J'AVAIS OUBLIE...
Documentaire de 52 mn

de

Nicolas RIBOWSKI



SYNOPSIS

 

Avec mon frère et ma sœur, nous avons rejoint la Maison des Eclaireurs Israélites de France à Moissac. Là-bas, on a sauvé ma vie et mon âme…

8 mai 2004 – Je retrouve 200 camarades sur la place principale de Moissac. Tous orphelins, nous avons entre 65 et 80 ans. Emus, nous nous préparons à une cérémonie officielle : nous nous apprêtons à inaugurer

une place en l’honneur de Shatta et Bouli Simon. Ce couple nous a sauvé la vie, à tous, entre 1939 et 1945.

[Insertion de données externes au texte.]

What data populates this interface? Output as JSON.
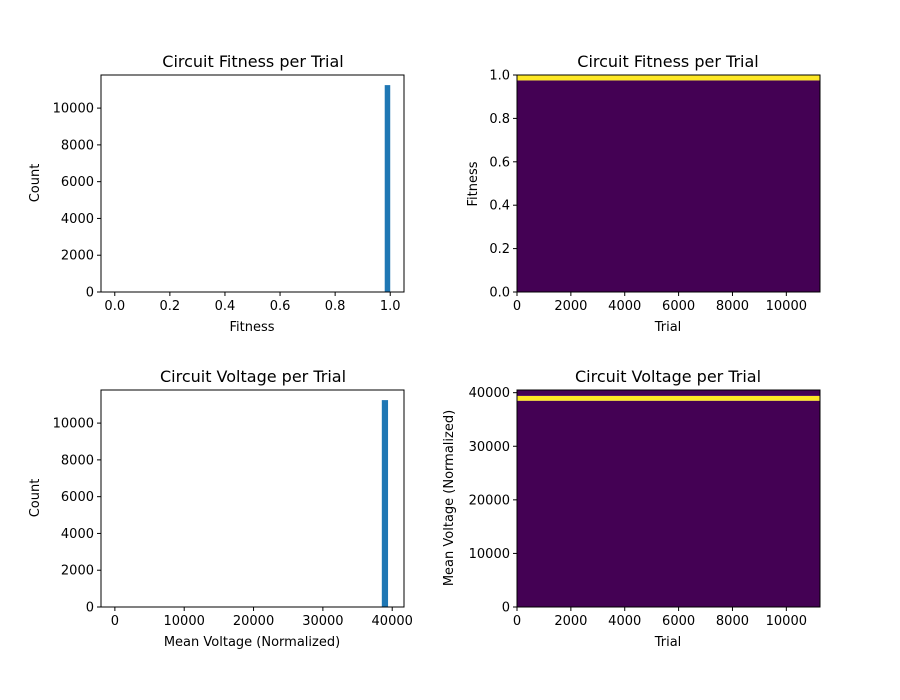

Durant la guerre, Shatta et Bouli ont dirigé une maison-refuge pour les enfants juifs de France. Ils ont constitué et organisé, pendant cette trouble et dangereuse période, un des réseaux les plus extraordinaires de sauvetage d’enfants.

Dans un magnifique ouvrage intitulé « Morts ou Juifs », Catherine Lewertowski retrace cette fantastique aventure. Ce livre a été le déclencheur de mon envie de faire un film autour de la maison de Moissac et de mon enfance ; Catherine Lewertowski sera mon « guide historique » dans cette démarche.

Ce documentaire retracera, à travers ma petite histoire, la grande Histoire de la maison de Moissac ainsi que le destin de Shatta et Bouli Simon. Ce film sera mon cheminement vers le passé, à la recherche de mes souvenirs et en reconstruction d’une certaine mémoire collective en l’hommage à Shatta et Bouli Simon.

 



NOTE D’INTENTION

 

De l’arrestation de mes parents, de notre parcours jusqu’à Moissac, je n’ai aucun souvenir... Trahison de ma mémoire ou pudeur…mes premiers restes d’enfance datent de la maison de Moissac…et mêmes ceux-ci demeuraient jusqu’ici enfouis au fond de moi.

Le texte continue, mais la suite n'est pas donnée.